« Beyond Trace Reconstruction: Population Recovery from the Deletion Channel
March 27, 2019, 11:00 AM - 12:00 PM
Location:
Conference Room 301
Rutgers University
CoRE Building
96 Frelinghuysen Road
Piscataway, NJ 08854
Xi Chen, Columbia University
Population recovery is the problem of learning an unknown distribution over an unknown set of n-bit strings, given access to independent draws from the distribution that have been corrupted according to some noise channel. We study the problem under the deletion channel, in which each bit is independently deleted and the surviving bits are concatenated. This is a more challenging noise model than bit-flip or erasure noise; indeed, even the simplest case in which the population is of size 1 corresponds to the trace reconstruction problem, for which an exponential gap remains in the sample complexity.
In this talk we give upper and lower bounds for population recovery under the deletion channel. We show that a population of constant size can be learned using 2^{O(sqrt{n})} samples, while n^{Omega(k)} samples are required for population size k.

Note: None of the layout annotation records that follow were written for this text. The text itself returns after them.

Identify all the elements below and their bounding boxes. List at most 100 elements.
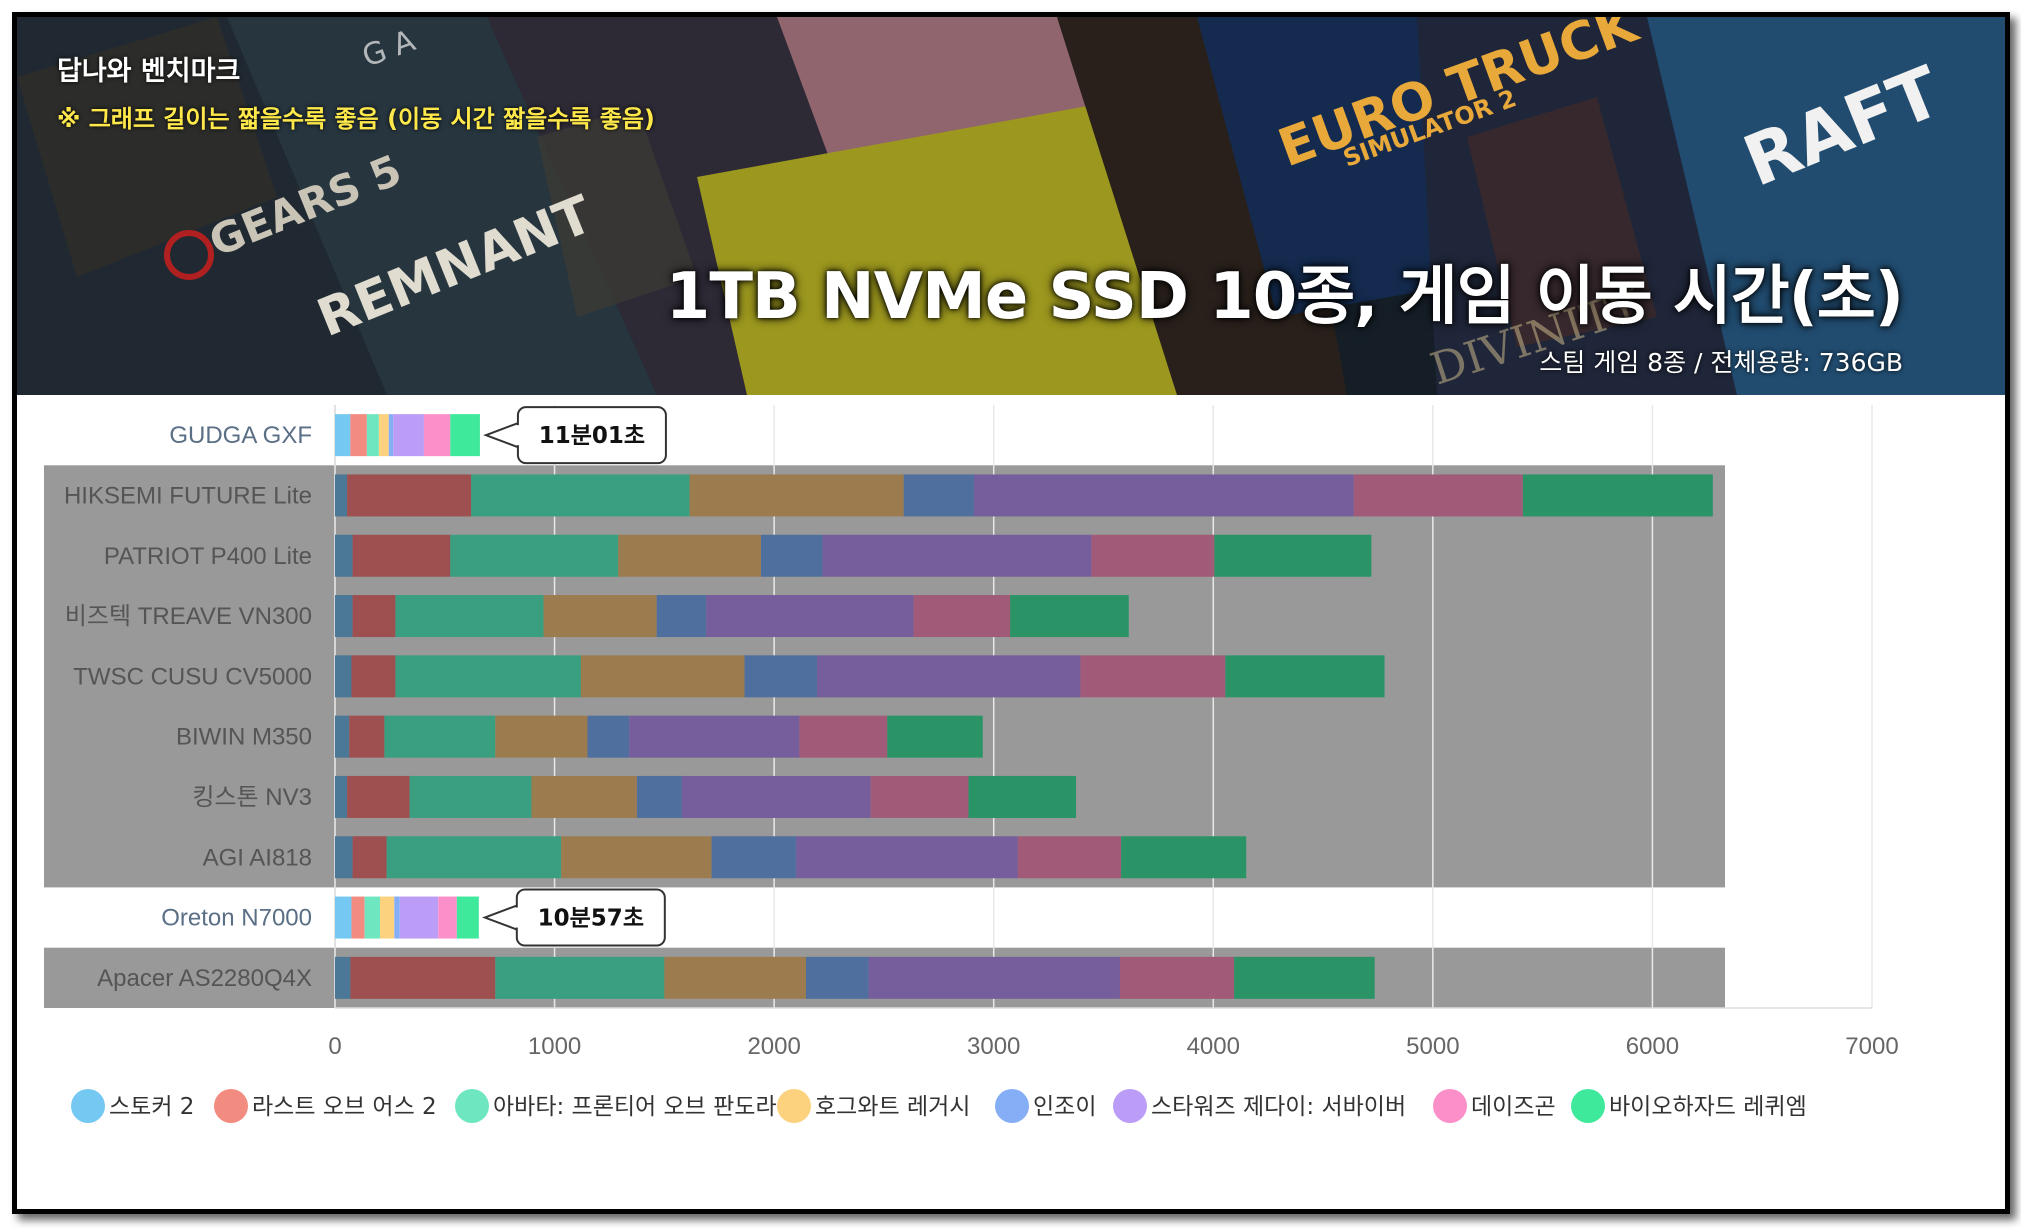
- x-tick-label: 7000: [1845, 1033, 1898, 1060]
- bar-segment: [350, 414, 367, 457]
- bar-segment: [681, 775, 871, 818]
- bar-segment: [423, 414, 451, 457]
- category-label: PATRIOT P400 Lite: [104, 543, 312, 570]
- bar-segment: [380, 896, 395, 939]
- bar-segment: [388, 414, 394, 457]
- bar-segment: [816, 655, 1081, 698]
- bar-segment: [399, 896, 439, 939]
- bar-segment: [409, 775, 532, 818]
- bar-segment: [587, 715, 630, 758]
- bar-segment: [364, 896, 381, 939]
- bar-segment: [352, 836, 387, 879]
- callout-pointer: [481, 904, 518, 931]
- bar-segment: [689, 474, 904, 517]
- bar-segment: [395, 655, 581, 698]
- legend-swatch: [1433, 1089, 1467, 1123]
- legend-label: 라스트 오브 어스 2: [252, 1094, 437, 1120]
- bar-segment: [903, 474, 974, 517]
- bar-segment: [347, 775, 410, 818]
- x-tick-label: 4000: [1187, 1033, 1240, 1060]
- bar-segment: [335, 775, 348, 818]
- bar-segment: [618, 534, 761, 577]
- category-label: 킹스톤 NV3: [192, 784, 312, 811]
- bar-segment: [744, 655, 817, 698]
- legend-item: 데이즈곤: [1433, 1089, 1556, 1123]
- category-label: HIKSEMI FUTURE Lite: [64, 482, 312, 509]
- legend-swatch: [1113, 1089, 1147, 1123]
- legend-label: 스토커 2: [109, 1094, 194, 1120]
- bar-segment: [1121, 836, 1247, 879]
- bar-segment: [868, 956, 1120, 999]
- bar-segment: [495, 715, 588, 758]
- bar-segment: [1010, 595, 1129, 638]
- x-tick-label: 3000: [967, 1033, 1020, 1060]
- bar-segment: [1080, 655, 1226, 698]
- legend-label: 인조이: [1033, 1094, 1096, 1120]
- bar-segment: [870, 775, 969, 818]
- bar-segment: [1091, 534, 1215, 577]
- legend-swatch: [777, 1089, 811, 1123]
- legend-item: 라스트 오브 어스 2: [214, 1089, 437, 1123]
- category-label: 비즈텍 TREAVE VN300: [65, 603, 312, 630]
- callout-joint: [515, 425, 521, 446]
- bar-segment: [350, 956, 496, 999]
- legend-swatch: [455, 1089, 489, 1123]
- time-callout: 11분01초: [483, 406, 667, 465]
- bar-segment: [629, 715, 800, 758]
- legend-item: 바이오하자드 레퀴엠: [1571, 1089, 1807, 1123]
- legend-label: 호그와트 레거시: [815, 1094, 970, 1120]
- bar-segment: [664, 956, 806, 999]
- bar-segment: [706, 595, 914, 638]
- bar-segment: [352, 534, 451, 577]
- bar-segment: [760, 534, 823, 577]
- bar-segment: [393, 414, 424, 457]
- bar-segment: [347, 474, 472, 517]
- category-label: GUDGA GXF: [169, 422, 312, 449]
- banner-artwork: GEARS 5 REMNANT EURO TRUCK SIMULATOR 2 R…: [17, 17, 2005, 395]
- category-label: AGI AI818: [203, 844, 312, 871]
- bar-segment: [384, 715, 496, 758]
- chart-frame: GEARS 5 REMNANT EURO TRUCK SIMULATOR 2 R…: [12, 12, 2010, 1214]
- bar-segment: [968, 775, 1077, 818]
- bar-segment: [450, 414, 480, 457]
- legend-label: 바이오하자드 레퀴엠: [1609, 1094, 1807, 1120]
- callout-label: 11분01초: [539, 423, 645, 449]
- bar-segment: [711, 836, 797, 879]
- chart-note: ※ 그래프 길이는 짧을수록 좋음 (이동 시간 짧을수록 좋음): [57, 105, 655, 133]
- bar-segment: [335, 715, 350, 758]
- x-tick-label: 5000: [1406, 1033, 1459, 1060]
- bar-segment: [349, 715, 385, 758]
- chart-subtitle: 스팀 게임 8종 / 전체용량: 736GB: [1539, 348, 1903, 377]
- bar-segment: [1353, 474, 1523, 517]
- legend-item: 스타워즈 제다이: 서바이버: [1113, 1089, 1406, 1123]
- bar-segment: [561, 836, 712, 879]
- bar-segment: [636, 775, 682, 818]
- bar-segment: [335, 836, 353, 879]
- legend-label: 데이즈곤: [1471, 1094, 1556, 1120]
- bar-segment: [1119, 956, 1235, 999]
- bar-segment: [351, 655, 396, 698]
- bar-segment: [394, 896, 400, 939]
- legend-swatch: [1571, 1089, 1605, 1123]
- bar-segment: [456, 896, 479, 939]
- callout-pointer: [483, 421, 519, 449]
- bar-segment: [335, 655, 352, 698]
- callout-joint: [514, 907, 520, 928]
- time-callout: 10분57초: [481, 888, 666, 947]
- bar-segment: [335, 896, 352, 939]
- x-tick-label: 6000: [1626, 1033, 1679, 1060]
- bar-segment: [656, 595, 707, 638]
- bar-segment: [799, 715, 888, 758]
- bar-segment: [1225, 655, 1385, 698]
- bar-segment: [543, 595, 657, 638]
- bar-segment: [378, 414, 389, 457]
- category-label: Apacer AS2280Q4X: [97, 965, 312, 992]
- bar-segment: [395, 595, 544, 638]
- bar-segment: [471, 474, 690, 517]
- header-banner: GEARS 5 REMNANT EURO TRUCK SIMULATOR 2 R…: [17, 17, 2005, 395]
- bar-segment: [335, 414, 351, 457]
- legend-swatch: [71, 1089, 105, 1123]
- bar-segment: [887, 715, 983, 758]
- legend-item: 아바타: 프론티어 오브 판도라: [455, 1089, 777, 1123]
- bar-segment: [450, 534, 619, 577]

Our upper bounds are obtained via a robust multivariate generalization of a polynomial based analysis, due to Krasikov and Roddity, of how the k-deck of a bit-string uniquely identifies the string; this is a very different approach from recent algorithms for trace reconstruction (the case of k=1). Our lower bounds build on moment-matching results of Roos and Daskalakis and Papadimitriou.
Joint work with Frank Ban (Berkeley), Adam Freilich, Rocco A. Servedio and Sandip Sinha (Columbia).